Intended for healthcare professionals

Reviews Personal view

“Did you ever suffer from any mental illness?”

BMJ 2006; 333 doi: https://doi.org/10.1136/bmj.333.7570.709 (Published 28 September 2006) Cite this as: BMJ 2006;333:709
  1. Arnob Chakraborti, senior house officer (ac97dmc{at}yahoo.co.uk)
  1. psychiatry, South Staffordshire NHS Trust

    At one of my psychotherapy sessions the first thing my client asked me, after the usual greetings and smiles, was, “Did you ever suffer from any mental illness?” I had been engaged in therapy with this particular client for a few weeks. We had a good rapport, and in terms of the therapy I felt we were making better than average progress. But nothing in the previous sessions had prepared me for this question. I had never had the opportunity to discuss the nature and degree of self disclosure that would be appropriate to a particular context. I had always and only understood self disclosure as a personal matter: no rules, no guidelines, only discretion. I have not had any diagnosable mental illness; but now, faced with this opening question and put on the spot, I felt a salvo of thoughts shooting through my mind. How should I answer this question? I was apprehensive of losing our rapport, the engagement in therapy, and progress in future sessions. Will my client engage better if I am able to deliver a positive response? Is this type and degree of identification necessary? In my mind I thus intellectualised the situation, and, while struggling to maintain my confident and unruffled appearance, I reverted to using that old therapist's trick of asking the Socratic question: “I wonder why you ask me that?” “Just like that,” came the answer, accompanied by an uncertain smile. I am certain my client was now wondering whether this had been an appropriate question. Sensing this discomfort, I waffled on, albeit defensively, about stress and individual vulnerability, hoping that my status as the trusted therapist, the all knowing and good doctor, was undamaged despite my not having been “empathic” enough.

    Will my client engage better if I am able to deliver a positive response

    Looking back, I wonder about this ethical quagmire of self disclosure. What constitutes empathy? How much of it does the therapist need? How is it measured, and how does it need to be expressed for a good interaction—a therapeutic relationship? What degree of self disclosure is appropriate? When does it become violation of a boundary? What constitutes excessive? What is professional and what personal?

    It is not that I have not witnessed senior psychiatrists and therapists, my consultants and trainers, breathing magic into a session by disclosing some personal detail about their life experience or friends, families, or partners. However, having had a mental illness is a more deeply personal issue, and some of my colleagues would agree that sharing such experience with a patient helps the therapist to relate better to the patient, to be more trusted. Even a simple disclosure such as, “You seem to have flu—I was off sick two weeks back with it, and it's so annoying,” generates a personal touch that may leave the patient leaving your consulting chamber more satisfied. Once I saw one of my colleagues suddenly bring to life a therapy session after disclosing the ordeal suffered when a family member was given the diagnosis of an ominously advanced carcinoma. I have also seen the effect of a consoling hand on a shoulder or an empathic, assuring hand on an anxious and tremulous one.
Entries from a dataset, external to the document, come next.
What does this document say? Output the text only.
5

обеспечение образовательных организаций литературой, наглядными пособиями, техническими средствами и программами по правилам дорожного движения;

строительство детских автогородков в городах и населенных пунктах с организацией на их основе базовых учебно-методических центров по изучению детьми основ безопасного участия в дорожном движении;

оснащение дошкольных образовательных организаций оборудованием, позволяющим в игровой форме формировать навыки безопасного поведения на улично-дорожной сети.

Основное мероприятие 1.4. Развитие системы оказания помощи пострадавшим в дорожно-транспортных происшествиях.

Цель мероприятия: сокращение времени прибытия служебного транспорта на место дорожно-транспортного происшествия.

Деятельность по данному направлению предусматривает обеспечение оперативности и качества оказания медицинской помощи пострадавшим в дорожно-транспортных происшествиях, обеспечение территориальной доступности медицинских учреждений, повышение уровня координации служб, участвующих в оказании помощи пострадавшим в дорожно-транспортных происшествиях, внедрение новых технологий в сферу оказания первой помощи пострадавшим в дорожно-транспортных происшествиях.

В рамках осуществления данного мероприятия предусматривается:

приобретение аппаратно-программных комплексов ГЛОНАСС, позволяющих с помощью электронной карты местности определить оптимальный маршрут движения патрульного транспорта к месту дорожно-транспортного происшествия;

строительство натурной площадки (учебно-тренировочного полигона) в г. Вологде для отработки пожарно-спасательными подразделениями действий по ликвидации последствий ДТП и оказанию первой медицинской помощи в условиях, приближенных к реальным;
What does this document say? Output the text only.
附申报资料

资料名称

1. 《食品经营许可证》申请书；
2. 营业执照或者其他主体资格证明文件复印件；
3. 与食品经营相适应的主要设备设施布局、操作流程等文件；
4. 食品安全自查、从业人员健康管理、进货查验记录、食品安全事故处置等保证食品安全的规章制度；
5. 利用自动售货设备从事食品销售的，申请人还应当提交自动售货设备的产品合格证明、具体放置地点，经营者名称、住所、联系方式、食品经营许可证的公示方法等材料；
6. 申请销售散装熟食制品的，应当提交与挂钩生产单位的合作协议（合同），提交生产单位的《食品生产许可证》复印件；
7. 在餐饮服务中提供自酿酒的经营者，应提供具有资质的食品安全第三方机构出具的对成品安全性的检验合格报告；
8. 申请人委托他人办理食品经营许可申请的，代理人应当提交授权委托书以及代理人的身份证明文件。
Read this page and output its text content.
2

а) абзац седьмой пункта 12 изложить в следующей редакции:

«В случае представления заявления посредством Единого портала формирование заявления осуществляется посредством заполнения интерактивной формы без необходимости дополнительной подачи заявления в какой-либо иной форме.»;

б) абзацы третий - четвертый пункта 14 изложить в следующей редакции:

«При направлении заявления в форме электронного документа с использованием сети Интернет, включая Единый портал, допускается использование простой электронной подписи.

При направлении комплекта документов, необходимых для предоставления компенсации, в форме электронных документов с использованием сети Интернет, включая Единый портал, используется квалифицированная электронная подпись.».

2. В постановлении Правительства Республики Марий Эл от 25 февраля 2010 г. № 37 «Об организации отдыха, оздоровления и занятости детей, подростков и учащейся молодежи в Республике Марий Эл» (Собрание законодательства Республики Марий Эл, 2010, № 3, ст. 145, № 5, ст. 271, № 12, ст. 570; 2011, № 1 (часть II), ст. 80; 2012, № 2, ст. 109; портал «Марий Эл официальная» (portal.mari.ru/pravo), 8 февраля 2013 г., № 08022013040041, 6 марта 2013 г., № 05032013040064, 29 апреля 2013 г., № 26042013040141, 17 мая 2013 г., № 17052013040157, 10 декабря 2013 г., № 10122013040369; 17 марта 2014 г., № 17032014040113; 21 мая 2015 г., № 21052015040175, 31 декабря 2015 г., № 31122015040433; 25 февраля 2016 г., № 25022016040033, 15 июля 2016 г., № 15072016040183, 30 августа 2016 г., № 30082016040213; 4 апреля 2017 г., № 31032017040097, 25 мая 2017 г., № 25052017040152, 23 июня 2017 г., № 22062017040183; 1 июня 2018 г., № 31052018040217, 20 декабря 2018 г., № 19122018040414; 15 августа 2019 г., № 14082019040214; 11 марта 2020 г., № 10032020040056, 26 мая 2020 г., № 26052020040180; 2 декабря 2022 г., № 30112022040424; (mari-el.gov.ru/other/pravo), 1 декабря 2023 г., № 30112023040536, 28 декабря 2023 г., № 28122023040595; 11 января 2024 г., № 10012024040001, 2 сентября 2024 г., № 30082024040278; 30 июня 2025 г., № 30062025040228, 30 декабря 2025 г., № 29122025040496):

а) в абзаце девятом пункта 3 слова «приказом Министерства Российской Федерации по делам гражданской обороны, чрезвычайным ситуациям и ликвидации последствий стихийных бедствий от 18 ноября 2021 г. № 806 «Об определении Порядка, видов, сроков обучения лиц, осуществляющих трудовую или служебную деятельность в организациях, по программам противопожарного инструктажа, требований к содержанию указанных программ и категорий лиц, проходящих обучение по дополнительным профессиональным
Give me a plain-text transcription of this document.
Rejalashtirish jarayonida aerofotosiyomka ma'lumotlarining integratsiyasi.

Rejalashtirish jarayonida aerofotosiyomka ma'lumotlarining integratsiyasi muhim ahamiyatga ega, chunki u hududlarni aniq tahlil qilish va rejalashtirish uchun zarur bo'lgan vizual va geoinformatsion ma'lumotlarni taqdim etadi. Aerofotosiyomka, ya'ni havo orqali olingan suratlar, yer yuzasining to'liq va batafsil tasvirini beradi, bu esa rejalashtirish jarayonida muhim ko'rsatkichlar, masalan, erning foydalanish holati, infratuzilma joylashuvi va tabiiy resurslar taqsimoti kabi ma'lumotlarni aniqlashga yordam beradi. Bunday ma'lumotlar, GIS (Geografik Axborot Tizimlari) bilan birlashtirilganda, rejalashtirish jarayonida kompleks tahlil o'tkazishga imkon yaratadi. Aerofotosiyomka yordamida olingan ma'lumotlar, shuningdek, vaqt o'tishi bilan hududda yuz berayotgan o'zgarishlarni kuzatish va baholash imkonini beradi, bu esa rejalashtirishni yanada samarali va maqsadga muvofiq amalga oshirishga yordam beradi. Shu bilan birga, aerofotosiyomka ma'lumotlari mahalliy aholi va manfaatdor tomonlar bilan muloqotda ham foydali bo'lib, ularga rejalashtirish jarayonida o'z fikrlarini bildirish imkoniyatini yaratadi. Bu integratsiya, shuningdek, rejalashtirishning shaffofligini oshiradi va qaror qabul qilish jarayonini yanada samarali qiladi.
    But I continue to wonder at this. Is it necessary? If so, with whom and when, and how much? Speaking hypothetically, how important is it for achieving therapeutic benefit to disclose that my wife has diabetes or my daughter has epilepsy? Natural curiosity gets the better of you when you are trusting important details about yourself to a stranger. And if, say, I used Prozac, should I make everyone I prescribe it to, and who may a bit uncertain about taking it, aware that it worked and that the side effects didn't last long? And if it didn't work for me, should I stop prescribing it? For three years now I have attended induction sessions at the beginning of every six months of my basic psychiatric training, and never have the answers to such questions or even the questions themselves figured there. I had discussed the issue with my trainers, the summary of whose answers is, “Use your discretion.”

    But is my judgment free from error? And do all doctors have a similar degree of discretion? So many factors would need to be taken into account. I would imagine that the age and sex of my patient matters, how he or she presents and behaves in consultation, his or her past experiences, vague resemblances, attire, presenting complaint, and degree of distress. Whether somebody was accompanying the patient might also be a factor, as well as non-verbal communication and the patient's understanding of his or her needs. Self disclosure and tactile assurance may be seen as minor matters, but the boundary between our personal and professional identities is not watertight. I wonder how important it is to get this aspect of the therapeutic relationship right; it is so easy to get it wrong.